Because Congress has yet to approve funding for the Indian Health Service, which is run by HHS but gets its money through the Department of the Interior, IHS feels the full weight of the shutdown. The only services that can continue are those that meet “immediate needs of the patients, medical staff and medical facilities,” according to the shutdown contingency plan.
That includes IHS-run clinics, which provide direct health care to tribes around the country. These facilities are open, and many staffers are reporting to work because they are deemed “excepted,” said Jennifer Buschik, an agency spokeswoman. But they will not be paid until Congress and the administration reach a deal.
Other IHS programs are taking a more direct hit. For example, the agency has suspended grants that support tribal health programs, as well as preventive health clinics run by the Office of Urban Indian Health Programs.
Public health efforts by Homeland Security and the EPA face serious constraints.
The Department of Homeland Security’s Office of Health Affairs assesses threats posed by infectious diseases, pandemics and biological and chemical attacks.
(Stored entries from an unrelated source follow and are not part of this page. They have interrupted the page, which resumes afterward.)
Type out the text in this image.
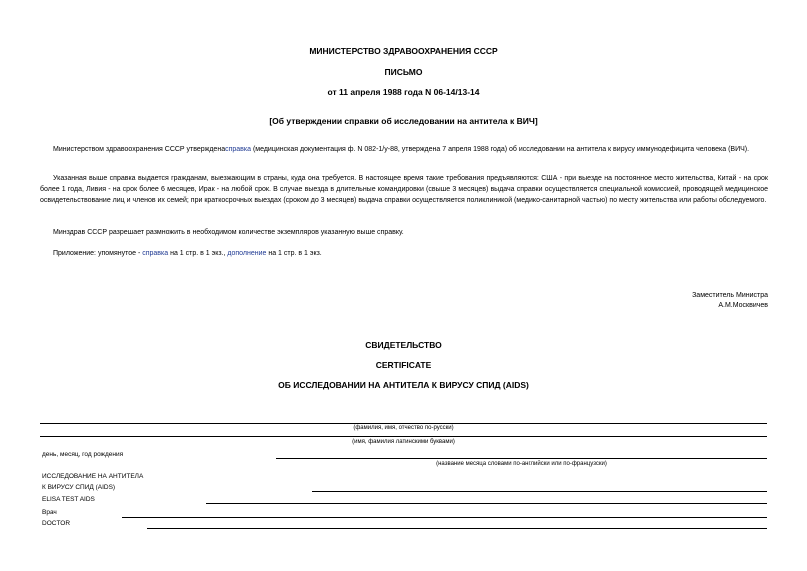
МИНИСТЕРСТВО ЗДРАВООХРАНЕНИЯ СССР
ПИСЬМО
от 11 апреля 1988 года N 06-14/13-14
[Об утверждении справки об исследовании на антитела к ВИЧ]
Министерством здравоохранения СССР утвержденасправка (медицинская документация ф. N 082-1/у-88, утверждена 7 апреля 1988 года) об исследовании на антитела к вирусу иммунодефицита человека (ВИЧ).
Указанная выше справка выдается гражданам, выезжающим в страны, куда она требуется. В настоящее время такие требования предъявляются: США - при выезде на постоянное место жительства, Китай - на срок более 1 года, Ливия - на срок более 6 месяцев, Ирак - на любой срок. В случае выезда в длительные командировки (свыше 3 месяцев) выдача справки осуществляется специальной комиссией, проводящей медицинское освидетельствование лиц и членов их семей; при краткосрочных выездах (сроком до 3 месяцев) выдача справки осуществляется поликлиникой (медико-санитарной частью) по месту жительства или работы обследуемого.
Минздрав СССР разрешает размножить в необходимом количестве экземпляров указанную выше справку.
Приложение: упомянутое - справка на 1 стр. в 1 экз., дополнение на 1 стр. в 1 экз.
Заместитель Министра
А.М.Москвичев
СВИДЕТЕЛЬСТВО
CERTIFICATE
ОБ ИССЛЕДОВАНИИ НА АНТИТЕЛА К ВИРУСУ СПИД (AIDS)
(фамилия, имя, отчество по-русски)
(имя, фамилия латинскими буквами)
день, месяц, год рождения
(название месяца словами по-английски или по-французски)
ИССЛЕДОВАНИЕ НА АНТИТЕЛА
К ВИРУСУ СПИД (AIDS)
ELISA TEST AIDS
Врач
DOCTOR
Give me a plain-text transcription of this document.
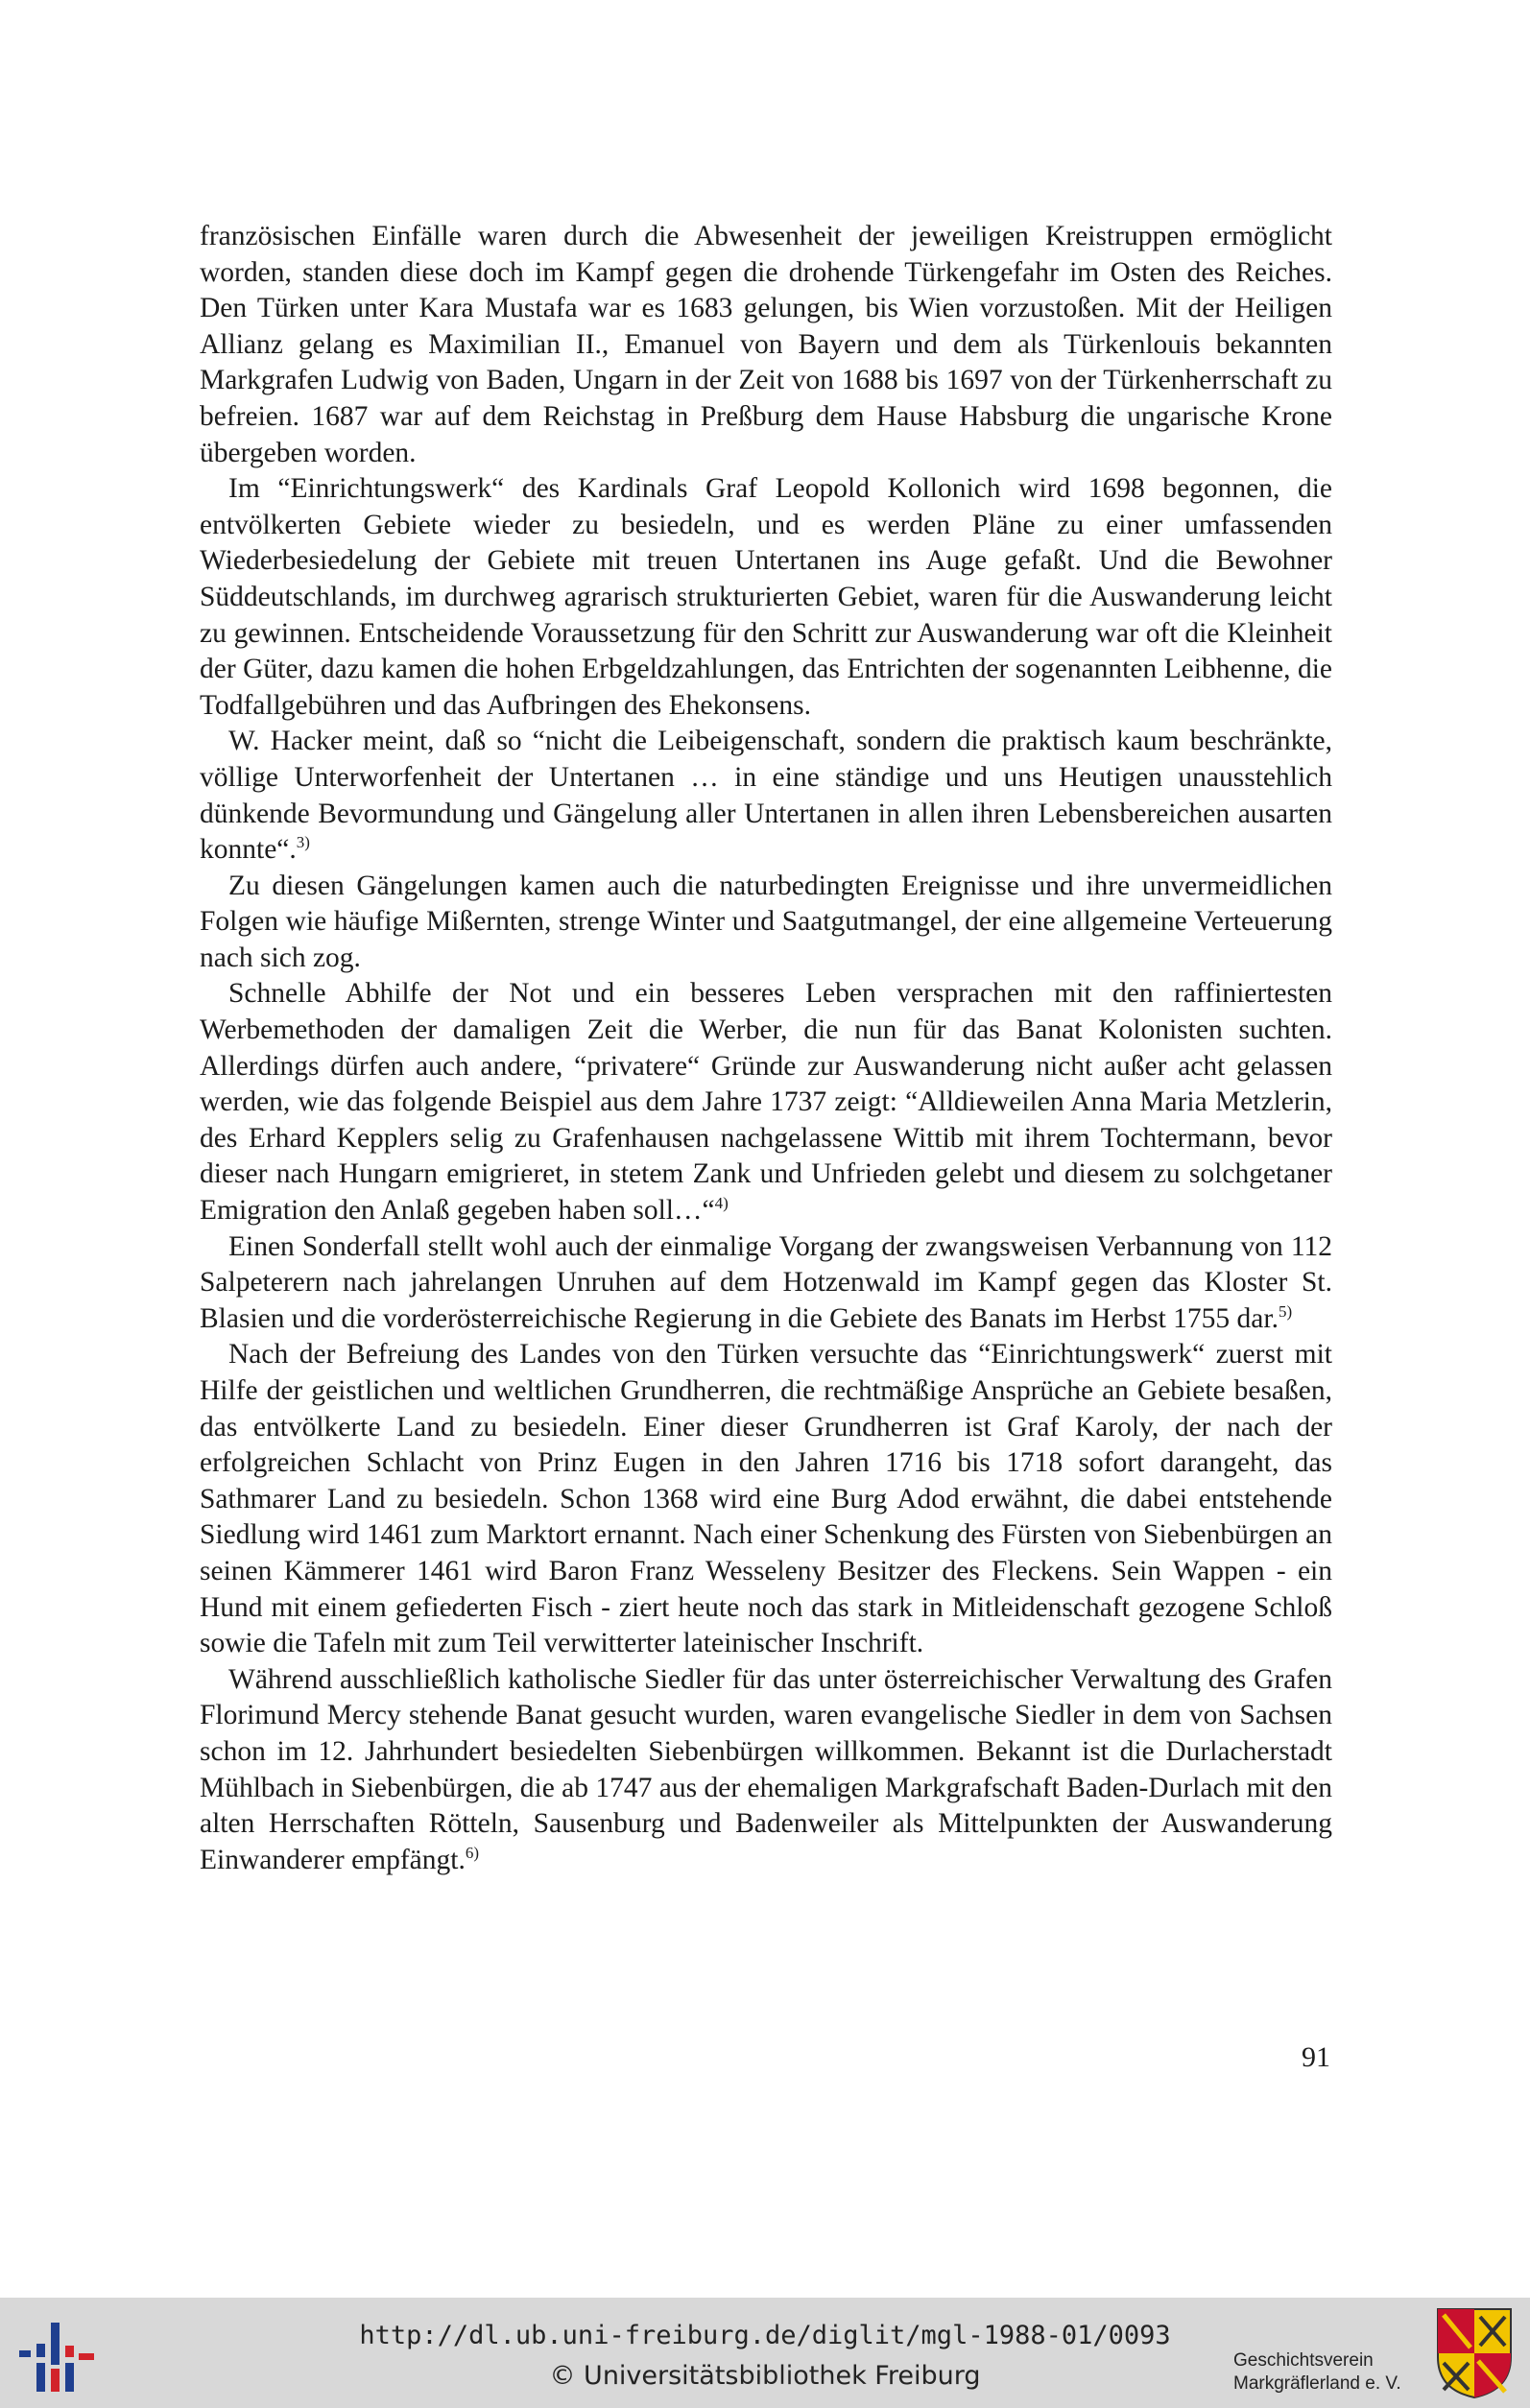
französischen Einfälle waren durch die Abwesenheit der jeweiligen Kreistruppen ermöglicht worden, standen diese doch im Kampf gegen die drohende Türkengefahr im Osten des Reiches. Den Türken unter Kara Mustafa war es 1683 gelungen, bis Wien vorzustoßen. Mit der Heiligen Allianz gelang es Maximilian II., Emanuel von Bayern und dem als Türkenlouis bekannten Markgrafen Ludwig von Baden, Ungarn in der Zeit von 1688 bis 1697 von der Türkenherrschaft zu befreien. 1687 war auf dem Reichstag in Preßburg dem Hause Habsburg die ungarische Krone übergeben worden.

Im “Einrichtungswerk“ des Kardinals Graf Leopold Kollonich wird 1698 begonnen, die entvölkerten Gebiete wieder zu besiedeln, und es werden Pläne zu einer umfassenden Wiederbesiedelung der Gebiete mit treuen Untertanen ins Auge gefaßt. Und die Bewohner Süddeutschlands, im durchweg agrarisch strukturierten Gebiet, waren für die Auswanderung leicht zu gewinnen. Entscheidende Voraussetzung für den Schritt zur Auswanderung war oft die Kleinheit der Güter, dazu kamen die hohen Erbgeldzahlungen, das Entrichten der sogenannten Leibhenne, die Todfallgebühren und das Aufbringen des Ehekonsens.

W. Hacker meint, daß so “nicht die Leibeigenschaft, sondern die praktisch kaum beschränkte, völlige Unterworfenheit der Untertanen … in eine ständige und uns Heutigen unausstehlich dünkende Bevormundung und Gängelung aller Untertanen in allen ihren Lebensbereichen ausarten konnte“.$^{3)}$

Zu diesen Gängelungen kamen auch die naturbedingten Ereignisse und ihre unvermeidlichen Folgen wie häufige Mißernten, strenge Winter und Saatgutmangel, der eine allgemeine Verteuerung nach sich zog.

Schnelle Abhilfe der Not und ein besseres Leben versprachen mit den raffiniertesten Werbemethoden der damaligen Zeit die Werber, die nun für das Banat Kolonisten suchten. Allerdings dürfen auch andere, “privatere“ Gründe zur Auswanderung nicht außer acht gelassen werden, wie das folgende Beispiel aus dem Jahre 1737 zeigt: “Alldieweilen Anna Maria Metzlerin, des Erhard Kepplers selig zu Grafenhausen nachgelassene Wittib mit ihrem Tochtermann, bevor dieser nach Hungarn emigrieret, in stetem Zank und Unfrieden gelebt und diesem zu solchgetaner Emigration den Anlaß gegeben haben soll…“$^{4)}$

Einen Sonderfall stellt wohl auch der einmalige Vorgang der zwangsweisen Verbannung von 112 Salpeterern nach jahrelangen Unruhen auf dem Hotzenwald im Kampf gegen das Kloster St. Blasien und die vorderösterreichische Regierung in die Gebiete des Banats im Herbst 1755 dar.$^{5)}$

Nach der Befreiung des Landes von den Türken versuchte das “Einrichtungswerk“ zuerst mit Hilfe der geistlichen und weltlichen Grundherren, die rechtmäßige Ansprüche an Gebiete besaßen, das entvölkerte Land zu besiedeln. Einer dieser Grundherren ist Graf Karoly, der nach der erfolgreichen Schlacht von Prinz Eugen in den Jahren 1716 bis 1718 sofort darangeht, das Sathmarer Land zu besiedeln. Schon 1368 wird eine Burg Adod erwähnt, die dabei entstehende Siedlung wird 1461 zum Marktort ernannt. Nach einer Schenkung des Fürsten von Siebenbürgen an seinen Kämmerer 1461 wird Baron Franz Wesseleny Besitzer des Fleckens. Sein Wappen - ein Hund mit einem gefiederten Fisch - ziert heute noch das stark in Mitleidenschaft gezogene Schloß sowie die Tafeln mit zum Teil verwitterter lateinischer Inschrift.

Während ausschließlich katholische Siedler für das unter österreichischer Verwaltung des Grafen Florimund Mercy stehende Banat gesucht wurden, waren evangelische Siedler in dem von Sachsen schon im 12. Jahrhundert besiedelten Siebenbürgen willkommen. Bekannt ist die Durlacherstadt Mühlbach in Siebenbürgen, die ab 1747 aus der ehemaligen Markgrafschaft Baden-Durlach mit den alten Herrschaften Rötteln, Sausenburg und Badenweiler als Mittelpunkten der Auswanderung Einwanderer empfängt.$^{6)}$

91
http://dl.ub.uni-freiburg.de/diglit/mgl-1988-01/0093
© Universitätsbibliothek Freiburg
Geschichtsverein
Markgräflerland e. V.
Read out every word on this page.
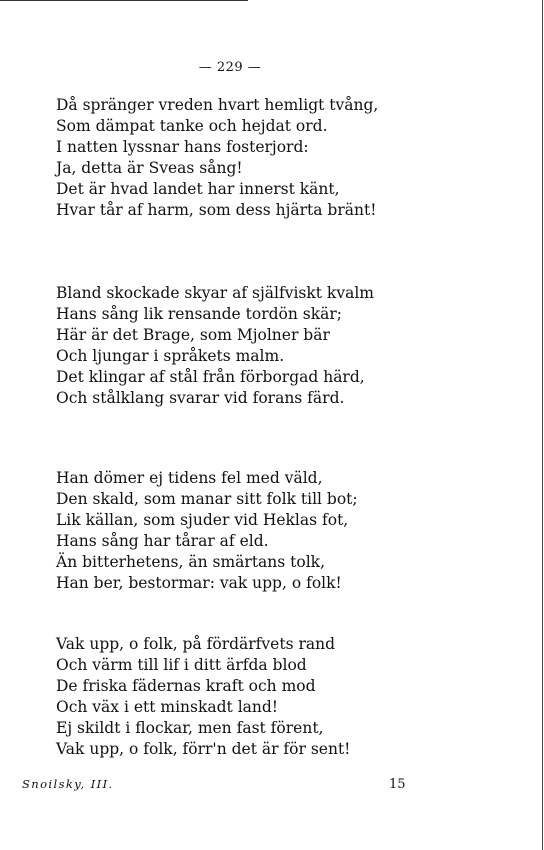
— 229 —
Då spränger vreden hvart hemligt tvång,
Som dämpat tanke och hejdat ord.
I natten lyssnar hans fosterjord:
Ja, detta är Sveas sång!
Det är hvad landet har innerst känt,
Hvar tår af harm, som dess hjärta bränt!
Bland skockade skyar af själfviskt kvalm
Hans sång lik rensande tordön skär;
Här är det Brage, som Mjolner bär
Och ljungar i språkets malm.
Det klingar af stål från förborgad härd,
Och stålklang svarar vid forans färd.
Han dömer ej tidens fel med väld,
Den skald, som manar sitt folk till bot;
Lik källan, som sjuder vid Heklas fot,
Hans sång har tårar af eld.
Än bitterhetens, än smärtans tolk,
Han ber, bestormar: vak upp, o folk!
Vak upp, o folk, på fördärfvets rand
Och värm till lif i ditt ärfda blod
De friska fädernas kraft och mod
Och väx i ett minskadt land!
Ej skildt i flockar, men fast förent,
Vak upp, o folk, förr'n det är för sent!
Snoilsky, III.	15
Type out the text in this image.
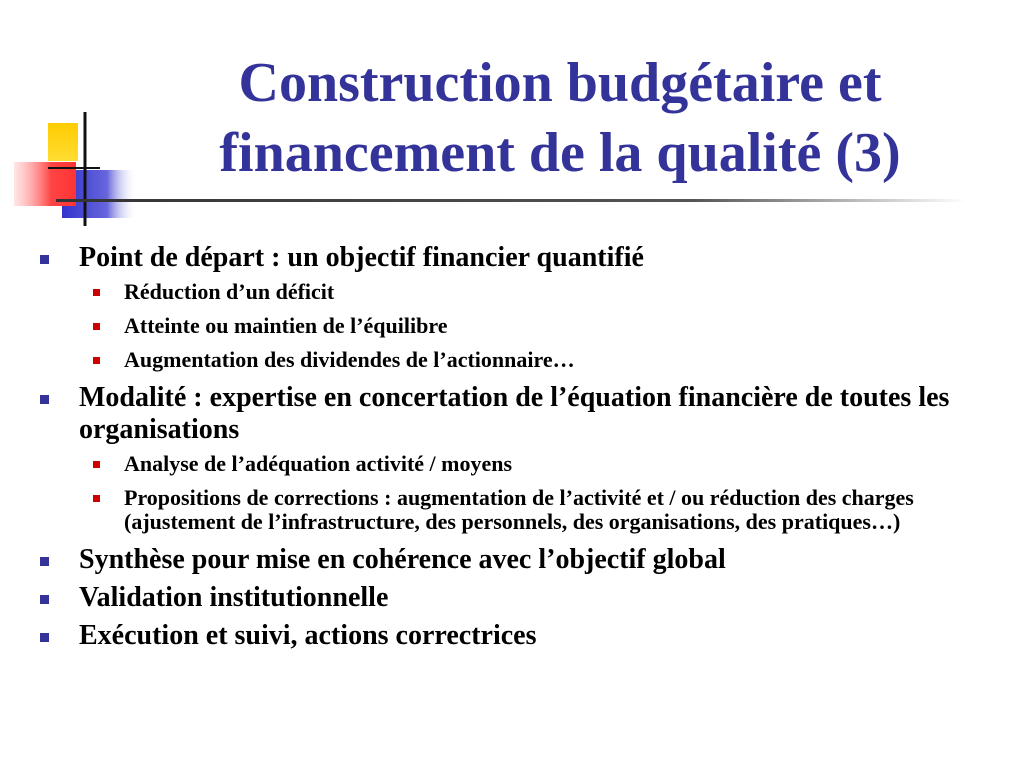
Construction budgétaire et
financement de la qualité (3)
Point de départ : un objectif financier quantifié
Réduction d’un déficit
Atteinte ou maintien de l’équilibre
Augmentation des dividendes de l’actionnaire…
Modalité : expertise en concertation de l’équation financière de toutes les organisations
Analyse de l’adéquation activité / moyens
Propositions de corrections : augmentation de l’activité et / ou réduction des charges (ajustement de l’infrastructure, des personnels, des organisations, des pratiques…)
Synthèse pour mise en cohérence avec l’objectif global
Validation institutionnelle
Exécution et suivi, actions correctrices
It is supposed to be scaling back, according to the department’s shutdown contingency plan (PDF). This office is just one component of the 204-person Countering Weapons of Mass Destruction Office, which is retaining about 65 employees during the funding gap.
Other DHS health workers are likely to work without pay—for instance, health inspectors at the border, said Peter Boogaard, who was an agency spokesman under the Obama administration. According to DHS’s plan, the vast majority of border patrol employees will continue working through the shutdown.
The Environmental Protection Agency has also run out of funding. According to its contingency plan (PDF), it’s keeping on more than 700 employees without pay, including those who work on Superfund sites or other activities where the “threat to life or property is imminent.” (More than 13,000 EPA workers have been furloughed.)
That limits the agency’s capacity for activities including inspecting water that people drink and regulating pesticides.
But it’s not just regulation. The public health stakes are visceral—and sometimes, frankly, pretty gross.
Just look at the National Park Service (PDF), which has halted restroom maintenance and trash service for lack of funding. On Sunday, Yosemite National Park in California closed its campgrounds. On Wednesday, Joshua Tree National Park, also in California, did the same.
Why? Per a park service press release: “The park is being forced to take this action for health and safety concerns as vault toilets reach capacity.”